Masato Harada : Thématiquement, Inugami est ma première incursion dans le fantastique ( horror-fantasy ), mais j’ai déjà utilisé des procédés fantastiques dans mes films précédents. Cependant, si vous abordez les aspects fantastiques de Inugami d’un point de vue rationnel, ce qui est profondément horrifique dans le film, c’est le pouvoir absolu que possède le chef de famille… Et vivre au Japon aujourd’hui est une expérience horrifique !


Inugami (c) D.R.

Objectif Cinéma : Le genre se prête donc à la subversion ?

Masato Harada : Parfois oui. Parce qu’au Japon, vous ne pouvez pas faire un film sur la vie politique, sur un Premier ministre corrompu…C’est impossible. Une approche réaliste est trop dangereuse, donc il faut passer par une approche métaphorique.

Dans le livre, l’auteur se référait à la famille royale du Japon. J’en ai discuté avec elle, afin de prévenir les réactions possibles tout en en gardant la teneur. J’ai ainsi modifié la fin, qui est différente de celle du livre. L’auteur m’a encouragé dans cette voie ; mais malheureusement, le public japonais n’a pas du tout perçu la satire.


Objectif Cinéma : Quelle a été la réception du film au Japon ?

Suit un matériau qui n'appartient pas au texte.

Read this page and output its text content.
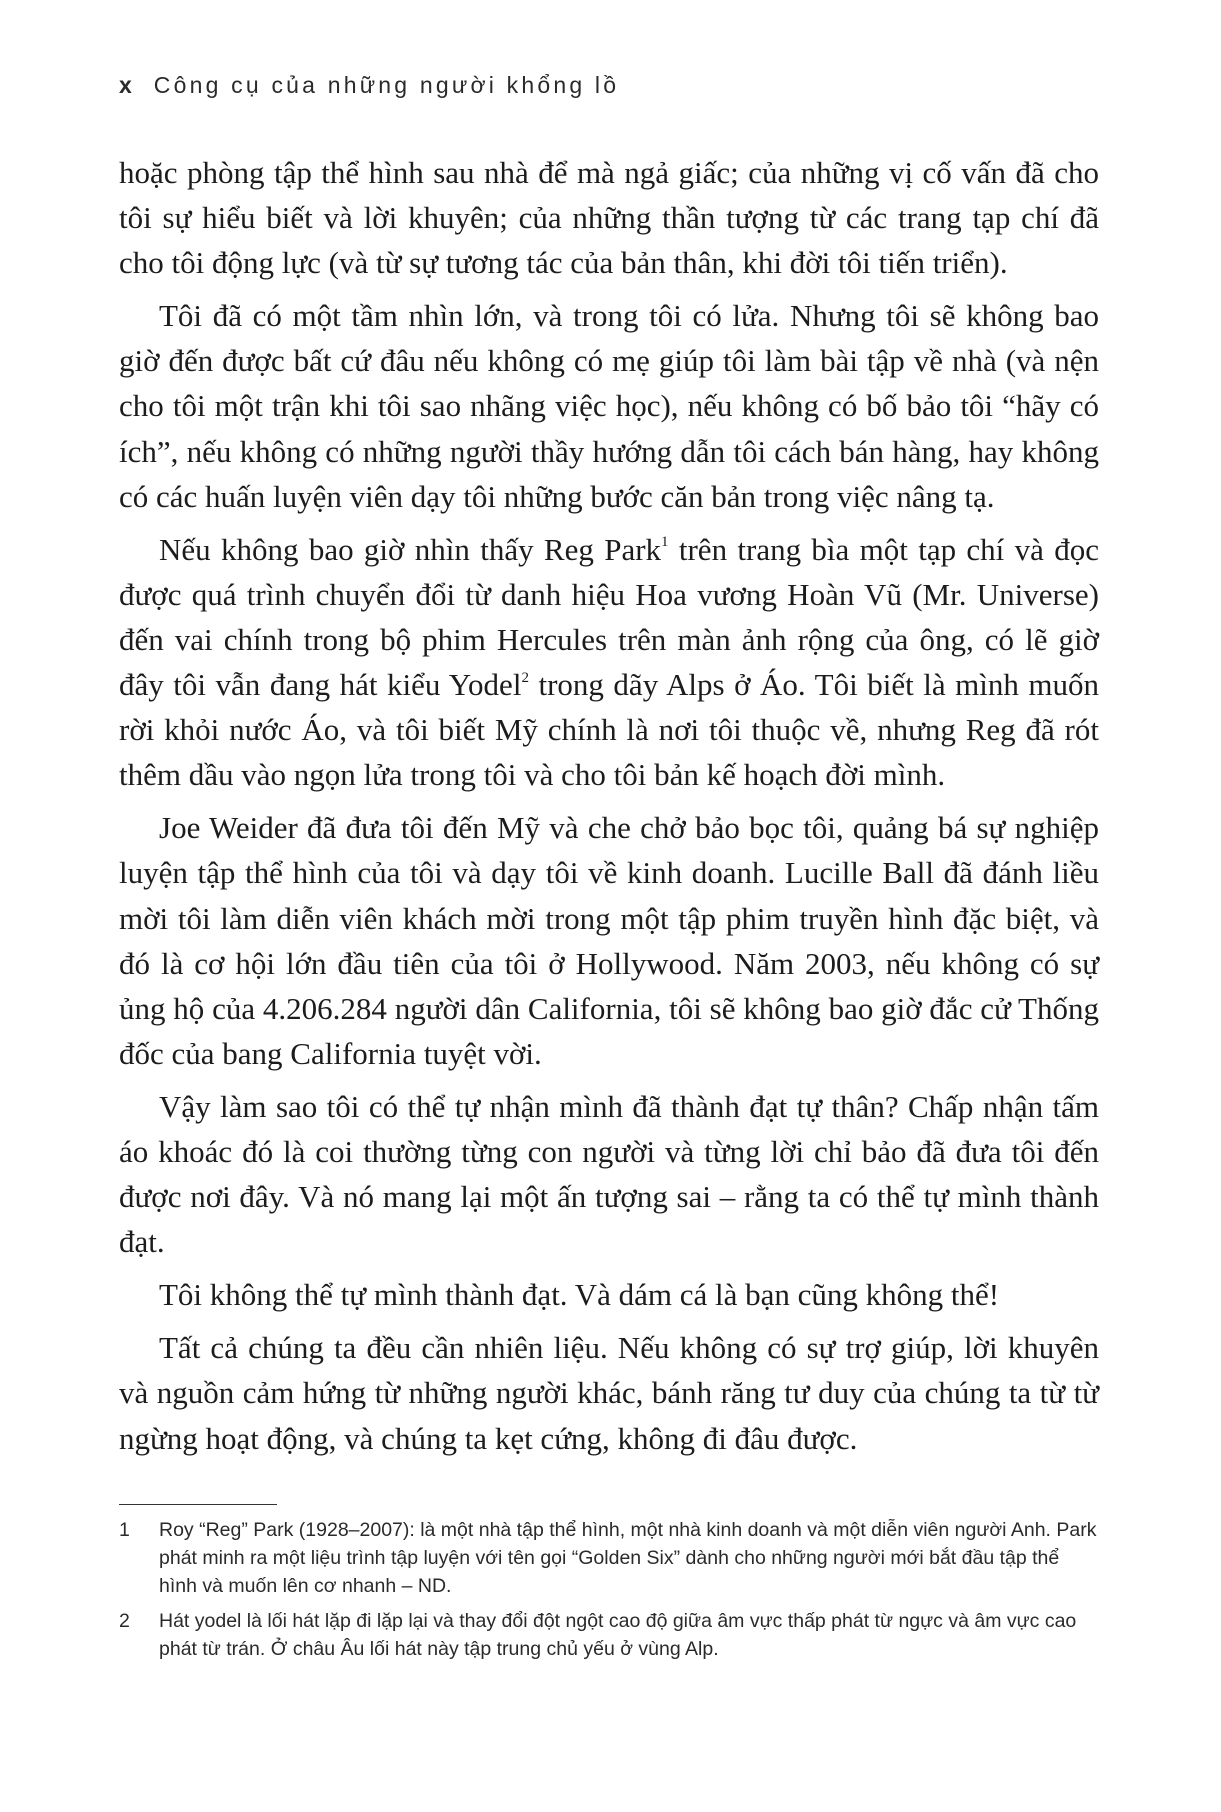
x Công cụ của những người khổng lồ

hoặc phòng tập thể hình sau nhà để mà ngả giấc; của những vị cố vấn đã cho tôi sự hiểu biết và lời khuyên; của những thần tượng từ các trang tạp chí đã cho tôi động lực (và từ sự tương tác của bản thân, khi đời tôi tiến triển).

Tôi đã có một tầm nhìn lớn, và trong tôi có lửa. Nhưng tôi sẽ không bao giờ đến được bất cứ đâu nếu không có mẹ giúp tôi làm bài tập về nhà (và nện cho tôi một trận khi tôi sao nhãng việc học), nếu không có bố bảo tôi “hãy có ích”, nếu không có những người thầy hướng dẫn tôi cách bán hàng, hay không có các huấn luyện viên dạy tôi những bước căn bản trong việc nâng tạ.

Nếu không bao giờ nhìn thấy Reg Park$^1$ trên trang bìa một tạp chí và đọc được quá trình chuyển đổi từ danh hiệu Hoa vương Hoàn Vũ (Mr. Universe) đến vai chính trong bộ phim Hercules trên màn ảnh rộng của ông, có lẽ giờ đây tôi vẫn đang hát kiểu Yodel$^2$ trong dãy Alps ở Áo. Tôi biết là mình muốn rời khỏi nước Áo, và tôi biết Mỹ chính là nơi tôi thuộc về, nhưng Reg đã rót thêm dầu vào ngọn lửa trong tôi và cho tôi bản kế hoạch đời mình.

Joe Weider đã đưa tôi đến Mỹ và che chở bảo bọc tôi, quảng bá sự nghiệp luyện tập thể hình của tôi và dạy tôi về kinh doanh. Lucille Ball đã đánh liều mời tôi làm diễn viên khách mời trong một tập phim truyền hình đặc biệt, và đó là cơ hội lớn đầu tiên của tôi ở Hollywood. Năm 2003, nếu không có sự ủng hộ của 4.206.284 người dân California, tôi sẽ không bao giờ đắc cử Thống đốc của bang California tuyệt vời.

Vậy làm sao tôi có thể tự nhận mình đã thành đạt tự thân? Chấp nhận tấm áo khoác đó là coi thường từng con người và từng lời chỉ bảo đã đưa tôi đến được nơi đây. Và nó mang lại một ấn tượng sai – rằng ta có thể tự mình thành đạt.

Tôi không thể tự mình thành đạt. Và dám cá là bạn cũng không thể!

Tất cả chúng ta đều cần nhiên liệu. Nếu không có sự trợ giúp, lời khuyên và nguồn cảm hứng từ những người khác, bánh răng tư duy của chúng ta từ từ ngừng hoạt động, và chúng ta kẹt cứng, không đi đâu được.

1	Roy “Reg” Park (1928–2007): là một nhà tập thể hình, một nhà kinh doanh và một diễn viên người Anh. Park phát minh ra một liệu trình tập luyện với tên gọi “Golden Six” dành cho những người mới bắt đầu tập thể hình và muốn lên cơ nhanh – ND.
2	Hát yodel là lối hát lặp đi lặp lại và thay đổi đột ngột cao độ giữa âm vực thấp phát từ ngực và âm vực cao phát từ trán. Ở châu Âu lối hát này tập trung chủ yếu ở vùng Alp.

Masato Harada : Personne n’a vu le film ! (rires). Inugami est un film à petit budget, dont nous avons tiré le maximum. Le budget était de 1,5 million de dollars, ce qui le place juste en dessous de la moyenne. Il a été produit, basiquement, comme une série B d’horreur. Les acteurs et l’équipe technique ont travaillé très dur pour en faire un film de cette qualité ; malgré ce budget aussi petit, le film a l’air d’en avoir coûté le double.

Quand il est sorti dans le circuit " double-programme ", le public jeune, qui attendait des histoires de têtes coupées etc. ne comprit pas le film ; ils étaient décontenancés ! Puis, un certain nombre de cinéphiles allèrent voir Inugami, et l’apprécièrent, mais ils étaient trop peu. Et le film a quitté l’affiche.

Je ne m’explique pas que tant de critiques n’aient pas du tout parlé de ce film : il a été traité comme s’il n’existait pas. Les Japonais ont l’habitude de traiter par le silence ce qui les dérange : on l’ignore, c’est tout. C’est exactement comme le sort réservé par la société aux Japonais coréens : ils ont été traités en " invisible ". Dans mon cas, j’ai été traité comme un " invisible ", un cinéaste invisible !


  Bounce-Ko Gals (c) D.R.

Objectif Cinéma : Mais vos films ont une certaine notoriété en Occident, bien qu’en France on ne les voie pas…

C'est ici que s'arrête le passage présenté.